William Nash asked his aunt to close all her bank accounts and transfer her money into her account at the Connecticut State Employees Credit Union, where he said it would collect higher interest, according to the affidavit. She agreed but kept one account open at Dime Bank. Nash arranged to sell the house on Newent Road and moved his aunt into St. Jude Common, an assisted living facility in Norwich. When she had a problem getting around at night, Nash arranged to have someone sit with her for a few hours, but the aunt reported she wasn't comfortable and asked to leave the facility.

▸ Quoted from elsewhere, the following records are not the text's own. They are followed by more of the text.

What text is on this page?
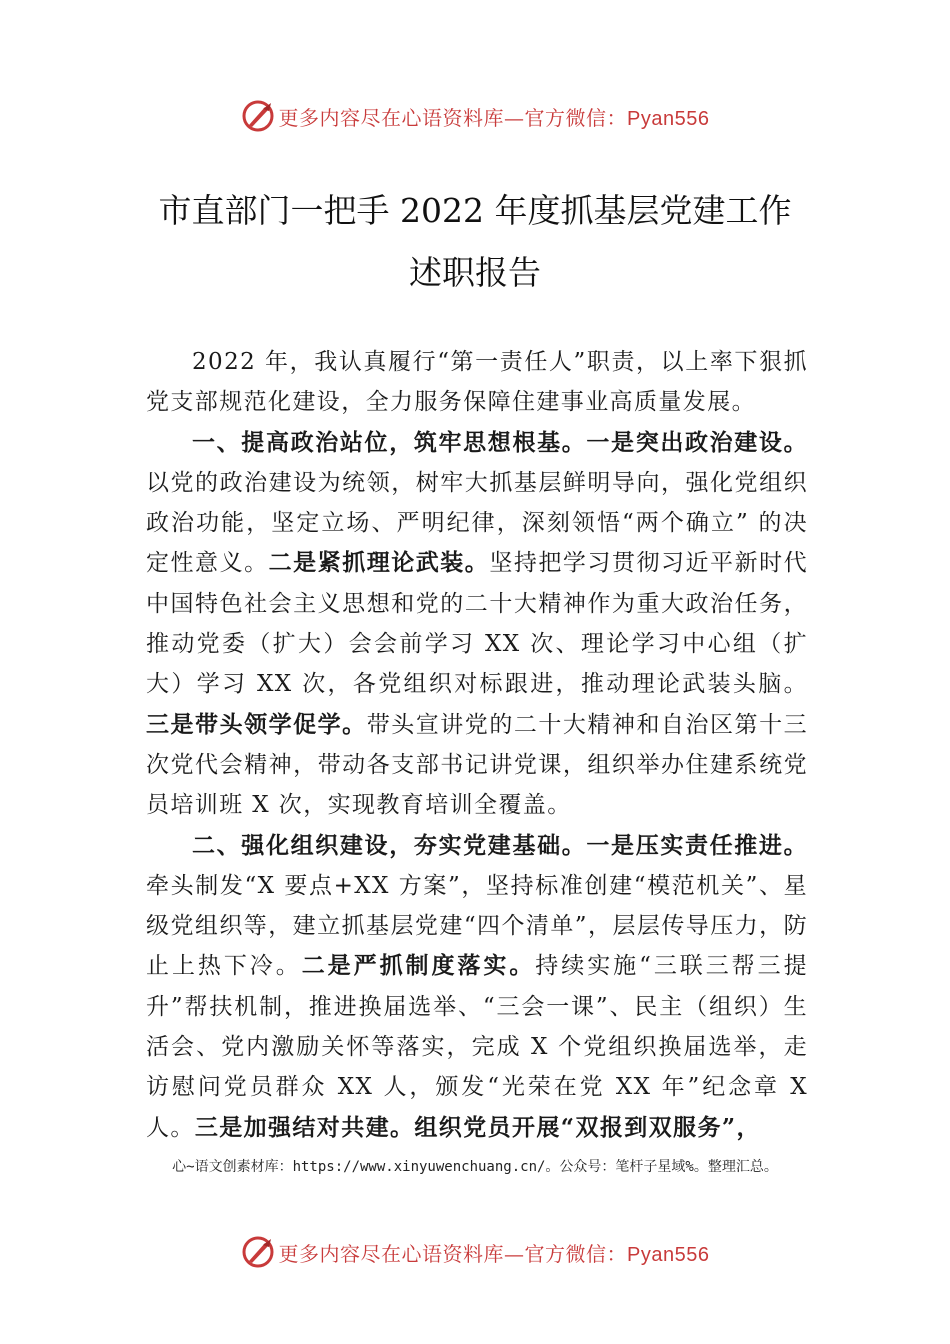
更多内容尽在心语资料库—官方微信：Pyan556
市直部门一把手 2022 年度抓基层党建工作
述职报告

2022 年，我认真履行“第一责任人”职责，以上率下狠抓党支部规范化建设，全力服务保障住建事业高质量发展。

一、提高政治站位，筑牢思想根基。一是突出政治建设。以党的政治建设为统领，树牢大抓基层鲜明导向，强化党组织政治功能，坚定立场、严明纪律，深刻领悟“两个确立” 的决定性意义。二是紧抓理论武装。坚持把学习贯彻习近平新时代中国特色社会主义思想和党的二十大精神作为重大政治任务，推动党委（扩大）会会前学习 XX 次、理论学习中心组（扩大）学习 XX 次，各党组织对标跟进，推动理论武装头脑。三是带头领学促学。带头宣讲党的二十大精神和自治区第十三次党代会精神，带动各支部书记讲党课，组织举办住建系统党员培训班 X 次，实现教育培训全覆盖。

二、强化组织建设，夯实党建基础。一是压实责任推进。牵头制发“X 要点+XX 方案”，坚持标准创建“模范机关”、星级党组织等，建立抓基层党建“四个清单”，层层传导压力，防止上热下冷。二是严抓制度落实。持续实施“三联三帮三提升”帮扶机制，推进换届选举、“三会一课”、民主（组织）生活会、党内激励关怀等落实，完成 X 个党组织换届选举，走访慰问党员群众 XX 人，颁发“光荣在党 XX 年”纪念章 X 人。三是加强结对共建。组织党员开展“双报到双服务”，

心~语文创素材库：https://www.xinyuwenchuang.cn/。公众号：笔杆子星域%。整理汇总。
更多内容尽在心语资料库—官方微信：Pyan556
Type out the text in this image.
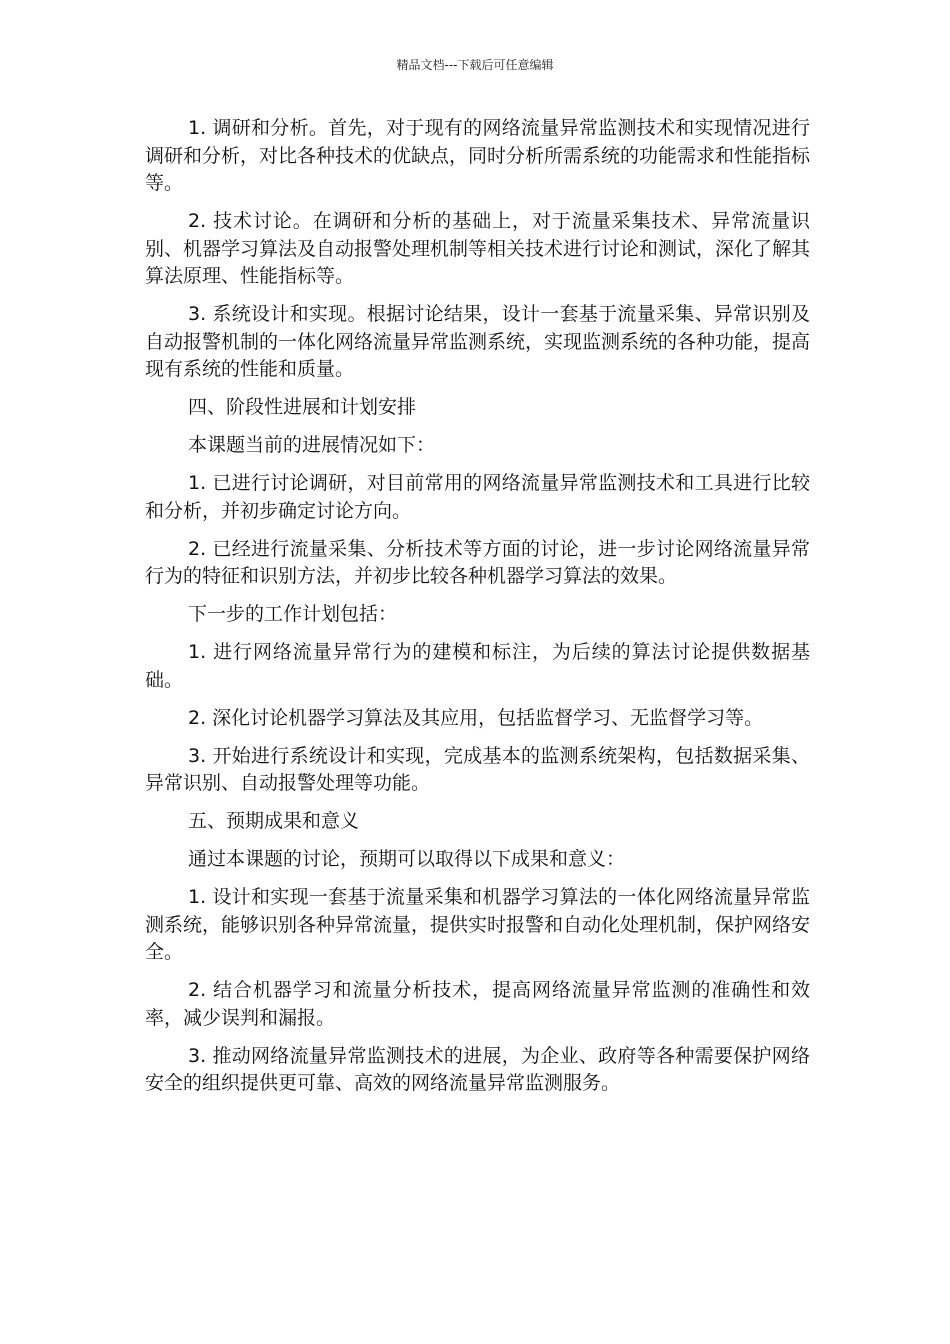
精品文档---下载后可任意编辑

1. 调研和分析。首先，对于现有的网络流量异常监测技术和实现情况进行调研和分析，对比各种技术的优缺点，同时分析所需系统的功能需求和性能指标等。

2. 技术讨论。在调研和分析的基础上，对于流量采集技术、异常流量识别、机器学习算法及自动报警处理机制等相关技术进行讨论和测试，深化了解其算法原理、性能指标等。

3. 系统设计和实现。根据讨论结果，设计一套基于流量采集、异常识别及自动报警机制的一体化网络流量异常监测系统，实现监测系统的各种功能，提高现有系统的性能和质量。

四、阶段性进展和计划安排

本课题当前的进展情况如下：

1. 已进行讨论调研，对目前常用的网络流量异常监测技术和工具进行比较和分析，并初步确定讨论方向。

2. 已经进行流量采集、分析技术等方面的讨论，进一步讨论网络流量异常行为的特征和识别方法，并初步比较各种机器学习算法的效果。

下一步的工作计划包括：

1. 进行网络流量异常行为的建模和标注，为后续的算法讨论提供数据基础。

2. 深化讨论机器学习算法及其应用，包括监督学习、无监督学习等。

3. 开始进行系统设计和实现，完成基本的监测系统架构，包括数据采集、异常识别、自动报警处理等功能。

五、预期成果和意义

通过本课题的讨论，预期可以取得以下成果和意义：

1. 设计和实现一套基于流量采集和机器学习算法的一体化网络流量异常监测系统，能够识别各种异常流量，提供实时报警和自动化处理机制，保护网络安全。

2. 结合机器学习和流量分析技术，提高网络流量异常监测的准确性和效率，减少误判和漏报。

3. 推动网络流量异常监测技术的进展，为企业、政府等各种需要保护网络安全的组织提供更可靠、高效的网络流量异常监测服务。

Nash assured his aunt he would not place her in a nursing home and took her to his home in western Massachusetts, according to the affidavit. But she said that on the second night, he took her to an emergency room, saying she had fainted, and had her admitted to a rehabilitation unit, telling her she was a "very sick woman" in need of constant care. She said the doctors found nothing wrong with her and that she contacted her sisters and signed herself out.
Theresa Nash discovered in April 2012 that her nephew had listed himself as a joint holder of her bank accounts and had withdrawn $213,813 from the credit union, leaving a balance of just $4,000, and had drained her Dime Savings Bank account of nearly $76,000. She told investigators she had signed documents that were put before her because she trusted Nash. She said Nash also had her make out a will that appointed him as executor and named him as a beneficiary.
The investigation showed that Nash wrote checks totaling $16,468 from his aunt's account to pay for work on his home and car, firewood, new furniture and other personal expenses. Other transactions occurred via ATM withdrawals and cashier's checks, according to the warrant.
Nash incurred what his aunt described as a "legitimate expense" when, at her request, he paid $9,515 to a funeral home to cover her final expenses, according to the affidavit. Confronted by police in December 2012 with a Massachusetts attorney present, Nash said he cared greatly for his aunt and had used the money to take care of her to the best of his ability. After further questions, the attorney interjected and told police that Nash could spend the funds any way he desired and was under no obligation to explain.
According to the state, Nash has refused to return to his aunt some of her personal belongings, including her birth certificate, marriage certificate, husband's death certificate, deed to her burial plot, photos and school yearbook.